第3周的主要内容是,可扩展计算的基本概念,以及,Hadoop相关概念,比如,为什么选择Hadoop;Hadoop的生态系统,包括HDFS、YARN、MapReduce等。
Basic Scalable Computing Concepts
The commodity clusters are a cost effective way of achieving data parallel scalability for big data applications.
Programming model for big data -> Programmability on top of DFS (Distributed File Systems)
Requirements for big data programming models
-
Support big data operation split volumes fo data access data fast distribute computations to nodes
-
Handle fault tolerance replicate data partitions recover files when needed
- Enable adding more racks
- Optimized for specific data types
Fault-tolerance
It is NOT practical to restart everything every time, if failure happens. The ability to recover from such failures is called Fault-tolerance. Two neat solutions emerged. Namely,
- Redundant data storage
- Data-parallel job restart
Quote
在讲Foundation重要的原因时,Dr. Ilkay提到了David Allan的名言:
“我们在欣赏一个建筑物时,不应只是去看它的美,经得住时间考验的,是它的基础结构。” 意思是说,不要光是被外表的东西吸引,要去研究它的基础。这里引用这句话的目的是说,不要仅看到Hadoop表面的东西,要去理解它的基础功能,要解决的基本问题,比如,大数据操作、容错、增加Rack,以及数据类型优化等。 那么这个 David Allan Coe 又是何许人也呢?
David是美国70-80年代有名的音乐人,从图片中可以看到浓浓的年代气息,金色长发、链子、吉他、纹身。我找了几首他的歌听了一下,如,Mona Lisa Lost Her Smile
,She Used to Love Me a Lot
, 属于 blues
和 country music
风格,挺好听的。他也曾演绎过那首经典的 Unchained Melody
,跟我们听的比较多的 Bobby Hatfield 版风格很不同。
Getting Started with Hadoop
MapReduce
Map-Reduce is a scalable programming model that simplifies distributed processing of data. It consists of three main steps: Mapping, Shuffling and Reducing. An easy way to think about a Map-Reduce job is to compare it with act of ‘delegating’ a large task to a group of people, and then combining the result of each person’s effort, to produce the final outcome.
一个典型的例子是,大家一起做意大利面调味汁(Pasta Sauce)。Source: https://words.sdsc.edu/words-data-science/mapreduce 当然,如果对中国人介绍这个例子,可以考虑换成做火锅,可能接地气 :)
Hadoop ecosystem
- HDFS: scalable storage, fault tolerance
- YARN: flexible scheduling and resource management. YARN schedules jobs on 40,000+ servers at Yahoo
- MapReduce: simplified programming model, Map->apply(), Reduce->summarize(). Google used MapReduce for indexing web sites.
- Pig: dataflow scripting. Created at Yahoo.
- Hive: SQL-like queries. Created at Facebook.
- Giraph: used by Facebook to analyze social graphs
- Storm, Spark, Flink: real-time and in-memory processing
- HBase, Cassandra, MongoDB: NoSQL for non-files, key-values, sparse tables. HBase used for Facebook’s Messaging Platform
- Zookeeper: created by Yahoo to wrangle services named after animals, for management, synchronization, high-avilability, configuration
YARN
When to reconsider Hadoop?
Quiz
What are the specific benefits to a distributed file system? (A, B, C)
A. Data scalability
B. High concurrency
C. High fault tolerance
D. Large storage (This is NOT a benefit specific to DFS, it is a benefit to long-term information storage, which is a more general idea.)
What is a way to enable fault tolerance? (C)
A. Distributed computing
B. Better LAN connection
C. Data-parallel job restart
D. System wide restart
What are the two key components of HDFS and what are they used ofr? (B)
A. FASTA for genome sequence and Rasters for geospatial data.
B. NameNode for metadat and DataNode for block storage.

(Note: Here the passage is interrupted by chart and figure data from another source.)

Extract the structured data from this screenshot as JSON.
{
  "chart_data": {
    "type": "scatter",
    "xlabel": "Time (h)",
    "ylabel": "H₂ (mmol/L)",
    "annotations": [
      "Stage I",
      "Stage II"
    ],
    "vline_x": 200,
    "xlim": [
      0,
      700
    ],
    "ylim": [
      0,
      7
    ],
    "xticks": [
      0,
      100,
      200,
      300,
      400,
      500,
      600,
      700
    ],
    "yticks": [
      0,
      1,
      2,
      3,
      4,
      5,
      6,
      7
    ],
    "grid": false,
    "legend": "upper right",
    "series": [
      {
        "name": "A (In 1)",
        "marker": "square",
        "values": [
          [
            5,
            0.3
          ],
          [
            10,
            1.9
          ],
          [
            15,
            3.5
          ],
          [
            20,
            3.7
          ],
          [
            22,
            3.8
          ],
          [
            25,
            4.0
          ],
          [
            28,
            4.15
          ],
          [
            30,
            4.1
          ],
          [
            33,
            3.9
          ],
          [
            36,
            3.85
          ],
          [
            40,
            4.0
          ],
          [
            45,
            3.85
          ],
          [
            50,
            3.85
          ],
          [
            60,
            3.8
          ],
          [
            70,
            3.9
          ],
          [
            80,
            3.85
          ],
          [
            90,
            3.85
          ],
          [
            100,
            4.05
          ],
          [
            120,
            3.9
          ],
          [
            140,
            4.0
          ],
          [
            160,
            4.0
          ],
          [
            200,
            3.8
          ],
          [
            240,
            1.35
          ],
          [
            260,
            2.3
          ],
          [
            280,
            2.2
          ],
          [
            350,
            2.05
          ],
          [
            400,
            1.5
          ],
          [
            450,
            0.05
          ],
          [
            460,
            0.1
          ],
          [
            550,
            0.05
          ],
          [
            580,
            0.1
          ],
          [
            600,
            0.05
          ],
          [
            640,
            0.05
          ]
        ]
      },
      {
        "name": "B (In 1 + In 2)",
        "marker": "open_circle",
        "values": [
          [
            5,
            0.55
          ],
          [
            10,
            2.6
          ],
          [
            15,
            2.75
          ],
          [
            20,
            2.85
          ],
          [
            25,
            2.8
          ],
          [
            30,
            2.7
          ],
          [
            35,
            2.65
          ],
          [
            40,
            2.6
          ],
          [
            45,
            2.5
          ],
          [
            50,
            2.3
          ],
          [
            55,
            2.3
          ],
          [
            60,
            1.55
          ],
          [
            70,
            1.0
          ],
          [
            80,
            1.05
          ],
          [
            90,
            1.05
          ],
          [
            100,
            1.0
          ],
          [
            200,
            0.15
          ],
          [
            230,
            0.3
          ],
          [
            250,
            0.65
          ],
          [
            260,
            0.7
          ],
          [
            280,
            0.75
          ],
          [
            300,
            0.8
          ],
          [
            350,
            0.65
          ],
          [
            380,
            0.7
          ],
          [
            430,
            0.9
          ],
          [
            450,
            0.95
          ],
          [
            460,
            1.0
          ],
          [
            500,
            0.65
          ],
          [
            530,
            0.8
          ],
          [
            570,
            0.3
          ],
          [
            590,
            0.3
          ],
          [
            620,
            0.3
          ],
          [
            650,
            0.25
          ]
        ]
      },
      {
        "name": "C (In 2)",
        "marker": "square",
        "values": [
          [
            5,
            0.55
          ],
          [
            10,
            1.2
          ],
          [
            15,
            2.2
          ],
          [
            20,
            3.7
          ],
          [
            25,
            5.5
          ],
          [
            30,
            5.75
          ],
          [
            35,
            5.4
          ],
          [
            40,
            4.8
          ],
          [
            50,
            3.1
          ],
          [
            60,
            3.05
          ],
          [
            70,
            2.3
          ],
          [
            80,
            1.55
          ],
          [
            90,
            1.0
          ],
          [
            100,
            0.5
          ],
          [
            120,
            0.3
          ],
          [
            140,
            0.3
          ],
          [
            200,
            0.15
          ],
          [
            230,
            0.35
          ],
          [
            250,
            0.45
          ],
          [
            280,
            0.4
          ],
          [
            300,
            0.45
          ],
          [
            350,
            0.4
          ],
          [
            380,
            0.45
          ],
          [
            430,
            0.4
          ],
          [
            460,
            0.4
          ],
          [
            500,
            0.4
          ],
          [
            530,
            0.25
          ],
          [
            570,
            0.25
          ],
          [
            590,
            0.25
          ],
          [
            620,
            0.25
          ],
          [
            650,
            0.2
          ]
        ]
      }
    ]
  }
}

C. NameNode for block storage and DataNode for metadata.
What is the job of the NameNode? (A)
A. Coordinate operations and assigns tasks to Data Nodes
B. Listens from DataNode for block creation, deletion, and replication
C. For gene sequencing calculations
As covered in the slides, which of the following are the major goals of Hadoop? (A, B, D, E, F)
A. Handle Fault Tolerance
B. Facilitate a Shared Environment
C. Latency Sensitive Tasks
D. Optimized for a Variety of Data Types
E. Provide Value for Data
F. Enable Scalability
Assignment: Understand by Doing: MapReduce
Your job is to perform the steps of MapReduce to calculate a count of the number of squares, stars, circles, hearts and triangles in the dataset shown in the picture above. You should follow the steps of MapReduce as they were explained in this video.